Charlie Javice, the founder of the college financial planning site Frank — which JPMorgan Chase bought and later shut down — pleaded not guilty Monday to charges of wire fraud, bank fraud, securities fraud and conspiracy to commit bank and wire fraud.
Javice, who was arraigned Monday by video conference, had not entered a plea in the nearly seven weeks since she was arrested and released on a $2 million bond.
She was indicted Thursday.
JPMorgan acquired Frank for $175 million in September 2021, but sued Javice in December, claiming she vastly exaggerated the platform’s customer base in an attempt to persuade the bank to make a deal. The bank asserts Javice then created fake student accounts to back up her claims.
In pitch materials and verbal presentations, Javice claimed Frank had 4.25 million users, but the platform’s actual customer base numbered fewer than 300,000, JPMorgan said in its suit.
Javice has denied the allegations, and sued JPMorgan in Delaware Chancery Court, alleging the bank launched an internal investigation of the Frank deal and later fired her from her role as head of student solutions to get out of paying her a $20 million retention bonus.
The Justice Department and Securities and Exchange Commission last month charged Javice on four counts. Javice has been in talks with prosecutors to settle the charges, according to a May 4 court filing seen by Bloomberg.
Javice’s case has seen at least two notable twists during her time in custody. Javice agreed, as part of the case, not to contact JPMorgan employees, but a magistrate judge later allowed her to be in touch with certain bank workers because the bank held her mortgage.

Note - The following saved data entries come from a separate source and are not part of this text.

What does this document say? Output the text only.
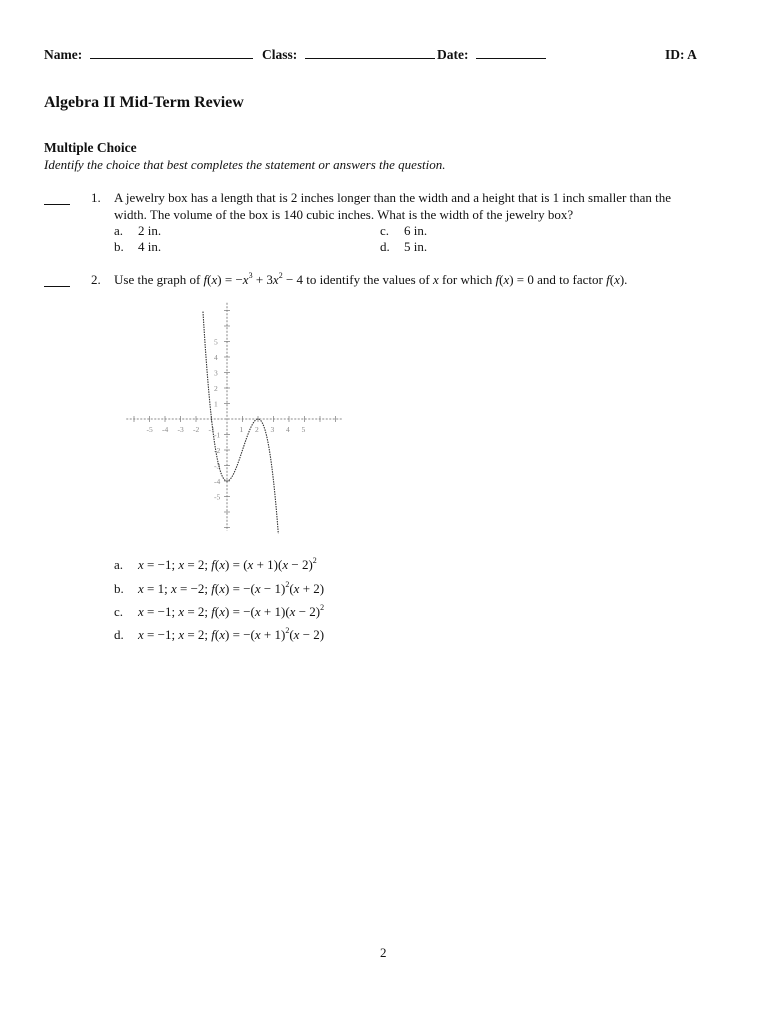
Name:	Class:	Date:	ID: A
Algebra II Mid-Term Review
Multiple Choice
Identify the choice that best completes the statement or answers the question.
1. A jewelry box has a length that is 2 inches longer than the width and a height that is 1 inch smaller than the
width. The volume of the box is 140 cubic inches. What is the width of the jewelry box?
a. 2 in.	c. 6 in.
b. 4 in.	d. 5 in.
2. Use the graph of $f(x) = -x^3 + 3x^2 - 4$ to identify the values of x for which f(x) = 0 and to factor f(x).
-5 -4 -3 -2 -1	1 2 3 4 5
5
4
3
2
1
-1
-2
-3
-4
-5
a. x = −1; x = 2; $f(x) = (x + 1)(x - 2)^2$
b. x = 1; x = −2; $f(x) = -(x - 1)^2(x + 2)$
c. x = −1; x = 2; $f(x) = -(x + 1)(x - 2)^2$
d. x = −1; x = 2; $f(x) = -(x + 1)^2(x - 2)$
2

In another misfortune, Javice — shortly after JPMorgan put her on administrative leave — moved her money out of accounts with the bank because she “no longer wanted to bank with an entity that was retaliating against her,” she said last month.
But she transferred her money to Signature Bank, which would fail in March.
“As it happened, that timing was ill-fated,” Javice’s lawyer said, according to Bloomberg.